Recibí también la segunda carpeta. Luego me puse de pie en un estilo muy caballeresco.
—Me pasé la noche entera hablando yo —dijo de pronto—; muy desatento de mi parte. A lo mejor tú tenías cosas que contar.
—No, ninguna. Fue exactamente lo que yo quería. —Le tendí la mano y él me la tomó. Asombrosa la sensación de su roce contra mi carne quemada.
—Lestat... ese cuento de Lovecraft... ¿lo quieres o prefieres que te lo guarde?
—Ah... es una historia bastante interesante... quiero decir, la forma como llegó a mis manos.

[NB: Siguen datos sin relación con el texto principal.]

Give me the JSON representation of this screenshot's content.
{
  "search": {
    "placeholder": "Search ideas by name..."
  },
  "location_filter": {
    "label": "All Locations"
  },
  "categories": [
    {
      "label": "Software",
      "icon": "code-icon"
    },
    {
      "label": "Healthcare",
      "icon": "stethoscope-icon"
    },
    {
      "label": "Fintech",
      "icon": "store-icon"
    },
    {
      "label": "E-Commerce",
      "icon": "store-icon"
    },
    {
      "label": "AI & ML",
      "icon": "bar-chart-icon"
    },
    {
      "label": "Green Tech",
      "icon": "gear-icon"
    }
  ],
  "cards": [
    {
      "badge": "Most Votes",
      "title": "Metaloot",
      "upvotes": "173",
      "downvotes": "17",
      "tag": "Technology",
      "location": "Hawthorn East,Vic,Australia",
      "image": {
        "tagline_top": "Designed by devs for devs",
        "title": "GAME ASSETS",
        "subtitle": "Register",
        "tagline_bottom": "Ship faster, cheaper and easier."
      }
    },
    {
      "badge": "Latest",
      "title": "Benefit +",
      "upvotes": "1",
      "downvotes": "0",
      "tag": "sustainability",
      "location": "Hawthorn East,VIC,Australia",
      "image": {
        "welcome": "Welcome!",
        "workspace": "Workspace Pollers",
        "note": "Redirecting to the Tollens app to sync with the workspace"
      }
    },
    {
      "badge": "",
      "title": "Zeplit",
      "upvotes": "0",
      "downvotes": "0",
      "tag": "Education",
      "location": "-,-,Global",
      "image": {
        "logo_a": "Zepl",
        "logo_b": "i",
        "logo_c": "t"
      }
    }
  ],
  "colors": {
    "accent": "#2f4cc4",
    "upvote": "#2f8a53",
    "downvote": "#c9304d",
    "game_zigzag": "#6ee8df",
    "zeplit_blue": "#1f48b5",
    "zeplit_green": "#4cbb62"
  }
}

Cuando me lo entregó, lo guardé dentro del abrigo. A lo mejor volvía a leerlo. Recobré la curiosidad y junto con ella una suerte de recelo temeroso. Venecia, Hong Kong, Miami. ¡Cómo había hecho ese insólito mortal para localizarme en los tres lugares, y cómo consiguió que lo ubicara yo a él!
— ¿Quieres hablarme de eso? —preguntó David, gentil.
—Cuando tengamos más tiempo, te contaré. —Sobre todo si vuelvo a ver a ese tipo, pensé. ¿Cómo lo hizo?
Salí de manera civilizada, haciendo adrede algo de ruido al cerrar la puerta lateral de la casa.
Estaba por amanecer cuando llegué a Londres. Y, por primera vez en muchas noches, me alegré de mis inmensos poderes y de la enorme sensación de seguridad que me transmitían. No necesitaba yo ataúdes, sitios oscuros donde esconderme, sino sólo una habitación donde no entraran los rayos del sol. Un elegante hotel con gruesas cortinas me brindaría paz y comodidad.
Disponía de algún tiempo para instalarme bajo la cálida luz de la lámpara y comenzar a leer las aventuras de David en Brasil, cosa que ansiaba hacer con suma complacencia.